Con los premios y estas dos películas ha concluido un Festival de San Sebastián mejorable pero más que digno y desde luego muchísimo mejor que el del año pasado. El palmarés ha olvidado otros títulos de altura como la portuguesa Sangre de mi sangre, la británica The Deep Blue Sea o la española No habrá paz para los malvados sin olvidar los muchos méritos del regreso de Arturo Ripstein a la dirección con la demoledora Las razones del corazón. La calidad media ha sido alta y en Zabaltegui ha podido verse buena parte de lo mejorcito del cine mundial actual. Y como tendencia, esa disparidad señalada antes. Mientras la película de Nadine Labaki propone un regreso a la solidaridad y el buen rollo para superar las diferencias, eso en un país tan cruel como Líbano, ya no digamos la película de Kaurismaki, El Havre (el mejor título visto estos días), Le Skylab, donde se defiende que incluso los de ultraderecha pueden ser buenas personas, o la mencionada y muy positiva Intocables, otros filmes de gran calado como la americana Shame, brutalidad emocional hasta el último extremo, o el filme de Urbizu, entre otros, se mueven en terrenos cercanos a una visión de la realidad desesperanzada y brutal hasta sus últimas consecuencias. El ejemplo de cómo la primera tendencia puede convertirse en desolación está en la griega Un mundo injusto, donde los buenos deseos del policía con buenas intenciones se tornan en cruel metáfora de lo injusta que es la vida, valga la redundancia con el título.

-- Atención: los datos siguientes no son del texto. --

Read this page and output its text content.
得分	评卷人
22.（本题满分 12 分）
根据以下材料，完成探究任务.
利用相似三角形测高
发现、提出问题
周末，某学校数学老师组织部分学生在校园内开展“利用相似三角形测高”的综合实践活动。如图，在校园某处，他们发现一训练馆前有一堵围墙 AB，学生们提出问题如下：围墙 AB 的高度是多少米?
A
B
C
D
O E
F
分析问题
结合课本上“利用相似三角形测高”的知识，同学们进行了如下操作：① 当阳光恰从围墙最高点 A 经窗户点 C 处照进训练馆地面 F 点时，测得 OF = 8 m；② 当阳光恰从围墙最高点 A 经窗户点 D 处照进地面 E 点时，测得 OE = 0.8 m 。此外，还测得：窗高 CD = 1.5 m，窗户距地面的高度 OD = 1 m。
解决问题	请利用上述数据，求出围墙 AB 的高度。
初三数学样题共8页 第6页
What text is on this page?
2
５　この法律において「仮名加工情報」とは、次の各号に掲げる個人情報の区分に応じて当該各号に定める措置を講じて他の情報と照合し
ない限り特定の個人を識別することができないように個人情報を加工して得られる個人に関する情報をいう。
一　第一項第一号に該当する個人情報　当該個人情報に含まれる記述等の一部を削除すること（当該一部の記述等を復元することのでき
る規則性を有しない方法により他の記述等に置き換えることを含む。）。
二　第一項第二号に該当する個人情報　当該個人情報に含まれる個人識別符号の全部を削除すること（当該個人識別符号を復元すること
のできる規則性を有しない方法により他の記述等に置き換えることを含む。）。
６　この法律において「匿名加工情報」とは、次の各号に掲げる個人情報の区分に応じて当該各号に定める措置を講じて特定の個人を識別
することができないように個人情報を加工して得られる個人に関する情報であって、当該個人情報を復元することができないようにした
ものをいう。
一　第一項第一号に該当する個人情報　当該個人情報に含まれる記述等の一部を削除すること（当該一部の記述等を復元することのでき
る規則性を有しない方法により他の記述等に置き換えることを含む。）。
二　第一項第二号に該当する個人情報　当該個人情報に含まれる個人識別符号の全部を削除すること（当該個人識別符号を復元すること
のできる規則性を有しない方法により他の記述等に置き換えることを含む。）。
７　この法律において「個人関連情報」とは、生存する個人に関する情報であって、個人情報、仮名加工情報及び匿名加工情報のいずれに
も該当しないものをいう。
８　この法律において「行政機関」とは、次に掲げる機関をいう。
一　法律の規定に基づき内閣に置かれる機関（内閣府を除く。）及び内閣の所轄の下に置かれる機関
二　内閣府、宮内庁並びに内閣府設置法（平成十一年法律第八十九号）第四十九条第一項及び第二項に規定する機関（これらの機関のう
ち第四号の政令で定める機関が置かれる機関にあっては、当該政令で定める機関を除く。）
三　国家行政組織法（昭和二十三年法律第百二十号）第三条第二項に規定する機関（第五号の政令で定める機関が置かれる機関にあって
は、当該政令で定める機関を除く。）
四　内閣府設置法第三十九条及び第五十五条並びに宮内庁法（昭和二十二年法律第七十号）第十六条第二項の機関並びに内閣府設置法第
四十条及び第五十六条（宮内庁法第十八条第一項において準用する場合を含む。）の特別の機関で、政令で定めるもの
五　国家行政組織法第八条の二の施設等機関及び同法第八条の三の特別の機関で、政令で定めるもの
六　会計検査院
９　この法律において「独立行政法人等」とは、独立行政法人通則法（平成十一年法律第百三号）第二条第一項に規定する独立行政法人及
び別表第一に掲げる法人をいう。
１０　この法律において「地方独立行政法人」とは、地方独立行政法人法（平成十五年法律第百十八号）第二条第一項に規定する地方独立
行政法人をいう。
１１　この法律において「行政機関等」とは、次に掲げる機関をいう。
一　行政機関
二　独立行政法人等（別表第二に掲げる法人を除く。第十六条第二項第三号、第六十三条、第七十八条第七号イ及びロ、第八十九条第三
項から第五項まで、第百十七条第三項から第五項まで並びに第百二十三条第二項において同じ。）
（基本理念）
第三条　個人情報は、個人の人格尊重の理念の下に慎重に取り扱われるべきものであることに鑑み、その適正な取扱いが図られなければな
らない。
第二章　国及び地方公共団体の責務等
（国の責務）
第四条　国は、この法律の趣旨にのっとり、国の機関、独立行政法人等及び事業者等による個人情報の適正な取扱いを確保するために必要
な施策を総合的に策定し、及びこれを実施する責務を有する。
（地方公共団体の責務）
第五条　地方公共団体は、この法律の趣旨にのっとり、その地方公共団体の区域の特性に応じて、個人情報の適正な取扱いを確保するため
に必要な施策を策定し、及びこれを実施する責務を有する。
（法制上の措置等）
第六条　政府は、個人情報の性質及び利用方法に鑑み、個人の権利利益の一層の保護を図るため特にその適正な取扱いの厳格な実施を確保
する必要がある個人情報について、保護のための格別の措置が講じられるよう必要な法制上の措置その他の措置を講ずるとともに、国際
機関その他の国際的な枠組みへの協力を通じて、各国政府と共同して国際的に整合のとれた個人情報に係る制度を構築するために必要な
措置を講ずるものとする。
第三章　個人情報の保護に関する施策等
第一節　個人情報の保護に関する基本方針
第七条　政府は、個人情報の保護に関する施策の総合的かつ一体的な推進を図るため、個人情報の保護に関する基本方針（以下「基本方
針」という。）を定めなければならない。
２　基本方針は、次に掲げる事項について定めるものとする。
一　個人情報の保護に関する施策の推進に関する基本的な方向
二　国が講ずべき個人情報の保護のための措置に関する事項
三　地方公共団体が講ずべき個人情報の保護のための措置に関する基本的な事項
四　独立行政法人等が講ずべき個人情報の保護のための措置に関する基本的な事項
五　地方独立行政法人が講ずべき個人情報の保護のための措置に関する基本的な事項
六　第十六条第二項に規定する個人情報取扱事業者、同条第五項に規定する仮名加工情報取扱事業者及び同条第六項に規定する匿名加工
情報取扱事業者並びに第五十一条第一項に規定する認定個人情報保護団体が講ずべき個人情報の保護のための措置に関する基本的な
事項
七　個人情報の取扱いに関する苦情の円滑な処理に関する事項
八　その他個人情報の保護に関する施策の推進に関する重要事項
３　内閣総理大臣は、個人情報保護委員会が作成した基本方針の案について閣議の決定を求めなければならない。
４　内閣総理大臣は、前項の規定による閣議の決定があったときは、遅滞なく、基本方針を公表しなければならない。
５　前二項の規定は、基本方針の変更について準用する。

Ha habido buen cine en San Sebastián y el año que viene uno espera que además de mejorar la calidad media también veamos a más estrellas de relumbrón pasearse por la Concha. Aunque sólo sea para que los adolescentes que todos los días esperan un autógrafo delante del María Cristina se vayan contentos a casa. Ya no digamos los periodistas, tan sufridos en estos tiempos que corren y deseosos de mandar a la redacción una entrevista de campanillas.